Narayana Murthy feels that standards have dipped at the IITs

Narayana Murthy
Ahmedabad, Jul 20: Have the prestigious Indian Institutes of Technology really lost their sheen? Well, Narayan Murthy, the chief mentor of Infosys believes it indeed has.

Speaking at IIT-Gandhinagar, Murthy said that the IITs are no longer the quality institutions they were in the 60s and 70s. Stating that the IITs and IIMs have had very few world-class researches coming out of them in the decade gone by, he said, "In 2004, China produced 2,652 PhDs in computer science and in that year the figure was 24 in our country."

He added, "This is truly worrisome. Focus on researches has diminished in the IITs and they have become just a teaching institution and we all know that it is not the way to go about it."

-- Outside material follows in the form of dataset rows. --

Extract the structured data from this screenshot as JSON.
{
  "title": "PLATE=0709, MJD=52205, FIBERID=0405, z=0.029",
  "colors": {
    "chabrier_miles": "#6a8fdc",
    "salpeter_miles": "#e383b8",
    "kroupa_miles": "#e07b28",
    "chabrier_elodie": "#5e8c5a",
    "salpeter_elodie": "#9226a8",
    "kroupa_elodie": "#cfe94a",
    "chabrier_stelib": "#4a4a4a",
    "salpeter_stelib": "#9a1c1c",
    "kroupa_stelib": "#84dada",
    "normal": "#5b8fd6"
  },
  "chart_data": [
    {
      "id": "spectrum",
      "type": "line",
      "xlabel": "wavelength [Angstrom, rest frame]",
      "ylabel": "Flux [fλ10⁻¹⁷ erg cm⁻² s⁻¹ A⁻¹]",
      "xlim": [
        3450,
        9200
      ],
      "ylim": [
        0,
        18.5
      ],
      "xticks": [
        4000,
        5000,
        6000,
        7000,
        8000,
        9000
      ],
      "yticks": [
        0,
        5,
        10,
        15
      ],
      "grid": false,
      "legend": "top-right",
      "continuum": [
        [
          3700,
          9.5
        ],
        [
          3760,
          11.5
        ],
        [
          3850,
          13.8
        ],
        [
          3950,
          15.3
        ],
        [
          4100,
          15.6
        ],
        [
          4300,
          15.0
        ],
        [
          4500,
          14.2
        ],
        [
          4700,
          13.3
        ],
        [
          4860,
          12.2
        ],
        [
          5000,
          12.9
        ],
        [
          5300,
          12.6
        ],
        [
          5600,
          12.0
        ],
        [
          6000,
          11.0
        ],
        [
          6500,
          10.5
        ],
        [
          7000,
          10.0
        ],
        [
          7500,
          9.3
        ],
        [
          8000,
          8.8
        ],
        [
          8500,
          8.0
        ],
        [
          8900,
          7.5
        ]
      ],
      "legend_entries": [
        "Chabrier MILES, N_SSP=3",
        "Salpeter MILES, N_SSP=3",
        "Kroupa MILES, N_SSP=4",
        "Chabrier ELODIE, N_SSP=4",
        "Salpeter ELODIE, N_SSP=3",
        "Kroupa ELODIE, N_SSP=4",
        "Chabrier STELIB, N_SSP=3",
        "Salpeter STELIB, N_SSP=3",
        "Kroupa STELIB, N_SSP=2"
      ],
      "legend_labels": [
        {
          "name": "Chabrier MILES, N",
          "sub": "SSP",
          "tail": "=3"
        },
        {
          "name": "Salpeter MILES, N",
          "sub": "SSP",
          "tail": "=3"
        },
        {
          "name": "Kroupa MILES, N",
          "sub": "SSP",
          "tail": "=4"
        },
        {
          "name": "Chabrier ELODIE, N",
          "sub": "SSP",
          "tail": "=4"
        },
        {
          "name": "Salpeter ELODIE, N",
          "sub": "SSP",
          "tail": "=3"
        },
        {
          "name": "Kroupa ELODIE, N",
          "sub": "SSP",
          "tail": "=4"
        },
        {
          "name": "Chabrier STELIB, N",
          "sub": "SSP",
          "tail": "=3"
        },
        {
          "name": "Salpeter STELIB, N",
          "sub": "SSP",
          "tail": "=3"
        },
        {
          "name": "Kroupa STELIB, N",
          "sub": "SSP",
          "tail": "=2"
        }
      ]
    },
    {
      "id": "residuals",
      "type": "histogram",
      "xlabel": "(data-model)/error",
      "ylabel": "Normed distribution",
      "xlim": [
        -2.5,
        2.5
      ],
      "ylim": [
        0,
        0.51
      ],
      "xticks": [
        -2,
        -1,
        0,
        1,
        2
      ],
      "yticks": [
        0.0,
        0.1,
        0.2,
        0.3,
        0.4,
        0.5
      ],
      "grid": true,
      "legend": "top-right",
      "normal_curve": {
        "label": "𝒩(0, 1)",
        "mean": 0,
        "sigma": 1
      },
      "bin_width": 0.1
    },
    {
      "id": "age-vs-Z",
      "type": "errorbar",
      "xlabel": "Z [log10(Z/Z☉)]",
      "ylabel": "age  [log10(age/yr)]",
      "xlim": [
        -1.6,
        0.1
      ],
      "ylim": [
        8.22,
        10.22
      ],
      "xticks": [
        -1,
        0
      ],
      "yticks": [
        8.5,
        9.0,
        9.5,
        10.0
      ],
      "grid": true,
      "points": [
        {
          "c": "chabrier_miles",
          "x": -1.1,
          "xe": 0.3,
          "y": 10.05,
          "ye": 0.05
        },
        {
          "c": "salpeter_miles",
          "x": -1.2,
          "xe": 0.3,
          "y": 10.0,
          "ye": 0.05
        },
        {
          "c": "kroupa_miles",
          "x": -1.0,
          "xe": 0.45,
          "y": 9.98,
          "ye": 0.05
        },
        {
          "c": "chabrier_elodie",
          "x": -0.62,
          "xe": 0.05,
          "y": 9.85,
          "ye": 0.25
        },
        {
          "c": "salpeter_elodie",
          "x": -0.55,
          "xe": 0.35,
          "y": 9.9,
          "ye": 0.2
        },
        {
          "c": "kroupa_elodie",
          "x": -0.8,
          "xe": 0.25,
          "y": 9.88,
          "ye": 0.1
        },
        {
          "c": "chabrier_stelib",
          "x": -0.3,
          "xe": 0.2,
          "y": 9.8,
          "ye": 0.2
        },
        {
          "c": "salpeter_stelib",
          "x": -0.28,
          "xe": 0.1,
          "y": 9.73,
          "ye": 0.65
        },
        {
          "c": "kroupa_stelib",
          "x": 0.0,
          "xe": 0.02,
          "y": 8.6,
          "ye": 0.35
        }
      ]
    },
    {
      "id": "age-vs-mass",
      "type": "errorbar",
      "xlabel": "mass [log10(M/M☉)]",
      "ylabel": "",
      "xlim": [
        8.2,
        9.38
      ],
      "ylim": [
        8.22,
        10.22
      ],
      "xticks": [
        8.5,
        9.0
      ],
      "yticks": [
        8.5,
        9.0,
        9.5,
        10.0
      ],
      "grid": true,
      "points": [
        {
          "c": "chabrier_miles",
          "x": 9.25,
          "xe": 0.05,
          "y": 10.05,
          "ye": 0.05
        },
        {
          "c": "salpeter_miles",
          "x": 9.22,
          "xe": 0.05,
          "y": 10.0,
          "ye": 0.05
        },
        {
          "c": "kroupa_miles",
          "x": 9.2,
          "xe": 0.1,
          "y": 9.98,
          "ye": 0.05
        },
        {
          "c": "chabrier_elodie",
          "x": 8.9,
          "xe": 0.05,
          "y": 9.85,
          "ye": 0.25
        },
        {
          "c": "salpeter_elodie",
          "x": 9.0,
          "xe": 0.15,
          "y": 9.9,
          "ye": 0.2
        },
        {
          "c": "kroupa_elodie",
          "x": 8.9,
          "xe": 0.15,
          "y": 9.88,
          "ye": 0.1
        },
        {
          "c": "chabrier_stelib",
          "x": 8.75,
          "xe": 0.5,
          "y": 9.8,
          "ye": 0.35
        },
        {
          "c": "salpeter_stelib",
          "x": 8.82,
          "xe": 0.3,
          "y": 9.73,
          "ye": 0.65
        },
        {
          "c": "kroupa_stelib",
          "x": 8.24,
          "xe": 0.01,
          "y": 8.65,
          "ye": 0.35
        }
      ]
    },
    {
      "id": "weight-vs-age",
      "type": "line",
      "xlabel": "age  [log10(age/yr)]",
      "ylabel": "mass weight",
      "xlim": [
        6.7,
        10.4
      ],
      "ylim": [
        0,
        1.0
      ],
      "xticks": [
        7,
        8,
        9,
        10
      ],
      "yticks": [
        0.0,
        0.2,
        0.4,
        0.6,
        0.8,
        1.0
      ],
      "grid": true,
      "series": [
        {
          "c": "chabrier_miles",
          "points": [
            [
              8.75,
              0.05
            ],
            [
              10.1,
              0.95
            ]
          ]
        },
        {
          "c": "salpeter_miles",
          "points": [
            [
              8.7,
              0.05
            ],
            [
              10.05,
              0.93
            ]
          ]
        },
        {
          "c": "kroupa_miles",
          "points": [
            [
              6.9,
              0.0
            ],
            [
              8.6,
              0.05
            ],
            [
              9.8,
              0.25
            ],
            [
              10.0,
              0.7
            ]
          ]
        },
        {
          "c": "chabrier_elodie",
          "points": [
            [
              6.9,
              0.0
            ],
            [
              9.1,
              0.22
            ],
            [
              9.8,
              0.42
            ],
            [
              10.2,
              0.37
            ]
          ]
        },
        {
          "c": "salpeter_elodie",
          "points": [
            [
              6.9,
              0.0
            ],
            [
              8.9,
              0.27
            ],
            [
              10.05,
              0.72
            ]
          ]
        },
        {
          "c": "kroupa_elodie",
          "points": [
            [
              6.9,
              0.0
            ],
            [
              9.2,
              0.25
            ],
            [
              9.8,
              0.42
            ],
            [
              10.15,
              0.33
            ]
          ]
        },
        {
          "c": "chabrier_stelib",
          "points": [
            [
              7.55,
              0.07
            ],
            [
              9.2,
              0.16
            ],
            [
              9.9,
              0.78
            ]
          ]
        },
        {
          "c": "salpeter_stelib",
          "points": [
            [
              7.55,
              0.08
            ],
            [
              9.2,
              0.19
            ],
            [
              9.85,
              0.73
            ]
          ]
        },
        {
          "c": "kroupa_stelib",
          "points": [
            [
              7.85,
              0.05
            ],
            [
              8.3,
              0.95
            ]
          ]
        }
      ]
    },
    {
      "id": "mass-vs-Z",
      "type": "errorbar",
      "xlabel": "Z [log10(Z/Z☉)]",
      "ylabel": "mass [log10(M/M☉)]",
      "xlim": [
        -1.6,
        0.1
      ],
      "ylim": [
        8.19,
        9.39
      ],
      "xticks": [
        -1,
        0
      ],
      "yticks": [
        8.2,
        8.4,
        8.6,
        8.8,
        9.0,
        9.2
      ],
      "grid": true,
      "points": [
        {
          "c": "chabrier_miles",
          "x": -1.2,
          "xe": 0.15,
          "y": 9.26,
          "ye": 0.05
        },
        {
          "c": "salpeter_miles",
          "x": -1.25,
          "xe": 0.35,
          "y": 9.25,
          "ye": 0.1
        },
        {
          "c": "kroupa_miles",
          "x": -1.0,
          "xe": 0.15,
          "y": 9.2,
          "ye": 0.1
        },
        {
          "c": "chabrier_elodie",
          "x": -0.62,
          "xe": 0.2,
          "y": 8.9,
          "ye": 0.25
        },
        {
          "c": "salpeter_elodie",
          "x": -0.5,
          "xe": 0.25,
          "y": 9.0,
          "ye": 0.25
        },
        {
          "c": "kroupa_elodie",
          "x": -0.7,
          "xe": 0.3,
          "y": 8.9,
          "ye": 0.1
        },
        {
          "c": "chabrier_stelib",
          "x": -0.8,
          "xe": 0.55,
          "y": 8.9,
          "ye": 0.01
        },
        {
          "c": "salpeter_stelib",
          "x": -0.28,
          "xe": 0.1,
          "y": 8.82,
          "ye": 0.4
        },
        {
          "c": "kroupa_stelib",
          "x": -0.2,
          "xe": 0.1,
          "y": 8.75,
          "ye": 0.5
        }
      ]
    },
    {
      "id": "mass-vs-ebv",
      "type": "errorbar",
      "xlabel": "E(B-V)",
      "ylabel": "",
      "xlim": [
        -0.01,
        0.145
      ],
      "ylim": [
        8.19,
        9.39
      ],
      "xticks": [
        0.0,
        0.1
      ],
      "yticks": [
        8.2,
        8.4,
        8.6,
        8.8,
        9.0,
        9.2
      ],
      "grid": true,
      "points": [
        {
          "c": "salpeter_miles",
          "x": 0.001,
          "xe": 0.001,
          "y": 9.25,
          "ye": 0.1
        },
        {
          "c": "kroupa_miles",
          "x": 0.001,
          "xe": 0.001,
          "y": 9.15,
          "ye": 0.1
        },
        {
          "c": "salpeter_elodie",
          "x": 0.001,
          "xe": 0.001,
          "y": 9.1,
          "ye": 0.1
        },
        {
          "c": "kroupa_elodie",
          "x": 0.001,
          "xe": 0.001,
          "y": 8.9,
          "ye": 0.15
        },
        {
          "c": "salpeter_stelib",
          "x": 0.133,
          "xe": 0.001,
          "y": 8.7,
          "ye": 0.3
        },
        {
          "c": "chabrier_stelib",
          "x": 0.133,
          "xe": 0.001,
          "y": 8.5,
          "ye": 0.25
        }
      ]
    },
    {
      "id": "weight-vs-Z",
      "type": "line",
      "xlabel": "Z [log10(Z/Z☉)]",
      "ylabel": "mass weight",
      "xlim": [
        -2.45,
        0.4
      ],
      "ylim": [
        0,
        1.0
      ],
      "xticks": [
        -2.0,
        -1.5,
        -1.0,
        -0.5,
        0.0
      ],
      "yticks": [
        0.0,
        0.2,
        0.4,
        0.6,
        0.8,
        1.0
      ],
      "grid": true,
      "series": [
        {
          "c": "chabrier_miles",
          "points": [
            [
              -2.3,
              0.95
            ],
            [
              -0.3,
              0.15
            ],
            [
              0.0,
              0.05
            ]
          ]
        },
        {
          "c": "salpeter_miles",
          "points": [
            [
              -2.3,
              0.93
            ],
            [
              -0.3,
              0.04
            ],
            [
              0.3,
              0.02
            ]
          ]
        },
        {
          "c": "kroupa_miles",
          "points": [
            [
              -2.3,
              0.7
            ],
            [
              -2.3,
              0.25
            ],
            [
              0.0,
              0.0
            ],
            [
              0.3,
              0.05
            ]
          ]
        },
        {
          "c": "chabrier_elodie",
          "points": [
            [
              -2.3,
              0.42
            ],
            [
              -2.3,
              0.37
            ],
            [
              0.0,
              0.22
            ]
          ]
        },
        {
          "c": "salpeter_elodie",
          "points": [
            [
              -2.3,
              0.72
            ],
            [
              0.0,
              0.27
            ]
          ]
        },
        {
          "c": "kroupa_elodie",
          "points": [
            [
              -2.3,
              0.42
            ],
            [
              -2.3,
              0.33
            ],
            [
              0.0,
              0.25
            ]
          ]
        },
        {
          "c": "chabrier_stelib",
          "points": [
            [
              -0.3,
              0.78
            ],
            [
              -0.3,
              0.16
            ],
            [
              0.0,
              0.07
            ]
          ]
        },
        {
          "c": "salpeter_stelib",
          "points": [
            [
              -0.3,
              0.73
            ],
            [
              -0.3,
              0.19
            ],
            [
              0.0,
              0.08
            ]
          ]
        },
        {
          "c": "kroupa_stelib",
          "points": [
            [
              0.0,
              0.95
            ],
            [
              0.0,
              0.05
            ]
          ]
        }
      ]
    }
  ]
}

Stressing that IITs are no longer having the sheen of the old days, the Indian IT legend, "In the last 15 to 20 years, IITs have lost all the sheen that they had once upon a time. In 1967, at the electrical engineering department of IIT-Kanpur there were about 60 to 70 students registered for PhD. But today, at the same department if there are five PhD students joining in a year, that would be fantastic."

Murthy also said that even the best scholars from the IITs feel at sea when they pursue researches in institutes like the MIT and Harvard. He said, "The primary difference that I have found between the system of education in India and other countries, particularly the US, is that they focus on problem solving and relating theories to reality around them. These two things are lacking in the education system in India."

Attributing the drop in the high standards of IITs to the boom in the number of coaching classes for joint entrance examinations, he said, "Today, students prepare hard for a year solving sample questions for IIT-JEE. One of these samples matches in the entrance examination and they crack the test."